La rédaction de cet article a été rendue possible grâce aux données et à l’expertise des partenaires et consultantes suivantes, lesquelles nous remercions chaleureusement : Kelly Gannon du Fonds Mondial pour les Femmes, Anna Koob de Candid et Jenny Hedman du GenderNet, OCDE. L’auteure tient également à remercier Kellea Miller, ancienne gestionnaire RMF, pour la réalisation des infographies avec Debbie Zamd et Chelsea Very. Kasia Staszewska, Inna Michaeli et Laila Malik, membres du personnel de l’AWID, ont également contribué au présent article


Feminists protesting in the streets
Creative Commons
Feminist activists and movements have been among the most powerful global voice in demanding fairer policies and a feminist recovery.

La pandémie mondiale a mis à jour les conséquences désastreuses de décennies de politiques néolibérales catastrophiques.

La suppression de nos protections sociales élémentaires, et notamment la privatisation de la santé, à laquelle vient s’ajouter la crise climatique, se sont révélées dramatiques pour la population et pour la planète fragilisée. La pandémie met également gravement en danger les quelque acquis en matière d’égalité des genres depuis la signature par les États membres de l’ONU du Programme d’action de Beijing, il y a 25 ans.

En réponse à ces transformations radicales, les activistes et mouvements féministes ont figuré parmi les voix les plus puissantes qui réclament dans le monde entier des politiques plus justes et un redressement (économique) féministe. Les féministes ont par exemple mené la réponse la plus innovante et la plus nécessaire à la COVID-19, tant sur le plan local que mondial, notamment en repoussant l’activité croissante des mouvements antidroits et à la remarquable consolidation des richesses des super riches. Mais une chose est claire : les mouvements féministes dans toute leur diversité n’ont jamais autant eu besoin de ressources. La nouvelle étude de l’Association pour les droits des femmes dans le développement (AWID) indique cependant que les organisations pour les droits des femmes et les mouvements féministes continuent à être systématiquement sous-financés.

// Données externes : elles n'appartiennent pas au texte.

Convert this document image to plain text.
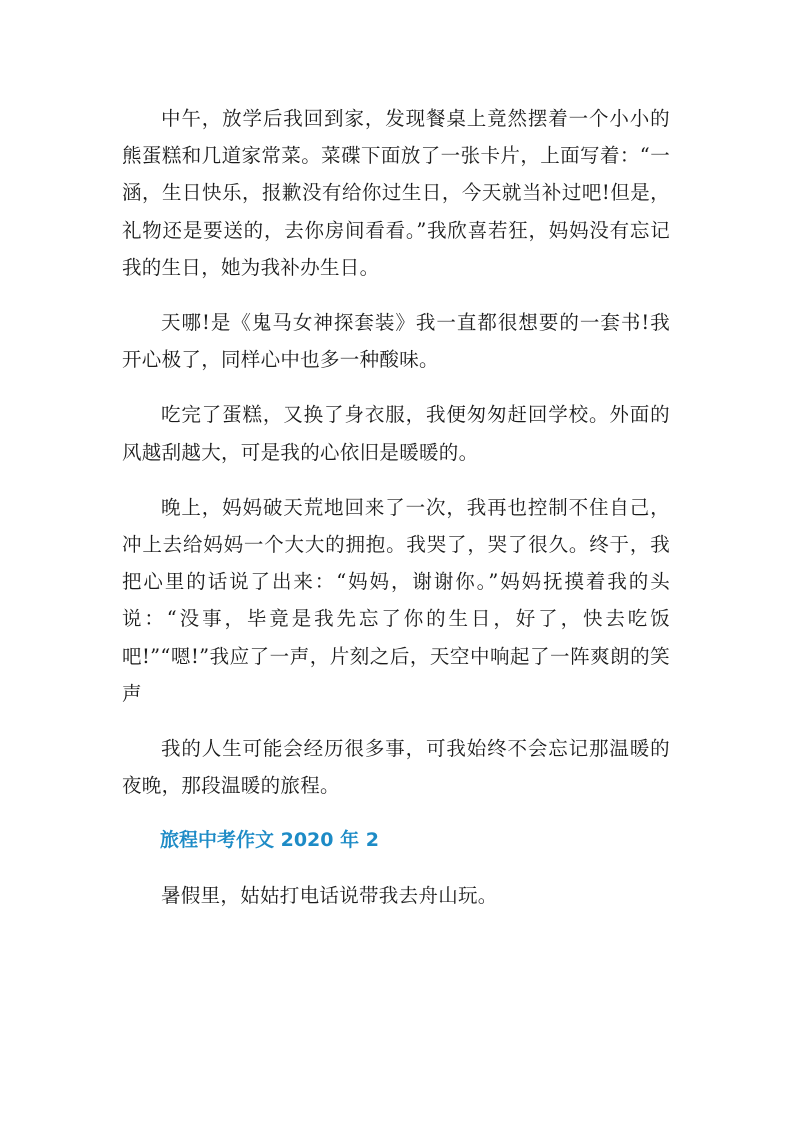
中午，放学后我回到家，发现餐桌上竟然摆着一个小小的熊蛋糕和几道家常菜。菜碟下面放了一张卡片，上面写着：“一涵，生日快乐，报歉没有给你过生日，今天就当补过吧!但是，礼物还是要送的，去你房间看看。”我欣喜若狂，妈妈没有忘记我的生日，她为我补办生日。

天哪!是《鬼马女神探套装》我一直都很想要的一套书!我开心极了，同样心中也多一种酸味。

吃完了蛋糕，又换了身衣服，我便匆匆赶回学校。外面的风越刮越大，可是我的心依旧是暖暖的。

晚上，妈妈破天荒地回来了一次，我再也控制不住自己，冲上去给妈妈一个大大的拥抱。我哭了，哭了很久。终于，我把心里的话说了出来：“妈妈，谢谢你。”妈妈抚摸着我的头说：“没事，毕竟是我先忘了你的生日，好了，快去吃饭吧!”“嗯!”我应了一声，片刻之后，天空中响起了一阵爽朗的笑声

我的人生可能会经历很多事，可我始终不会忘记那温暖的夜晚，那段温暖的旅程。

旅程中考作文 2020 年 2

暑假里，姑姑打电话说带我去舟山玩。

Notre recherche a analysé les budgets d’organisations féministes à partir de la banque de données du Fonds Mondial pour les Femmes (FMF), l’un des principaux fonds féministes au monde. Sur les 3 739 organisations féministes et pour les droits des femmes des pays du Sud ayant demandé un financement au FMF entre 2015 et 2019, près de la moitié (48 %) avait un budget annuel médian de fonctionnement de 30 000 USD ou moins. Seuls 6 % des groupes avaient un budget supérieur à 300 000 $ et 2 % seulement disposaient de plus d’un million de dollars par an.

Ces résultats sont réellement décourageants, et ont un impact direct sur les progrès nécessaires à la promotion de l’égalité des genres. Ils révèlent également le peu de changements survenus depuis le dernier grand rapport de 2013 de l’AWID, qui soulignait que le budget annuel moyen des organisations pour les droits des femmes n’était que de 20 000 $.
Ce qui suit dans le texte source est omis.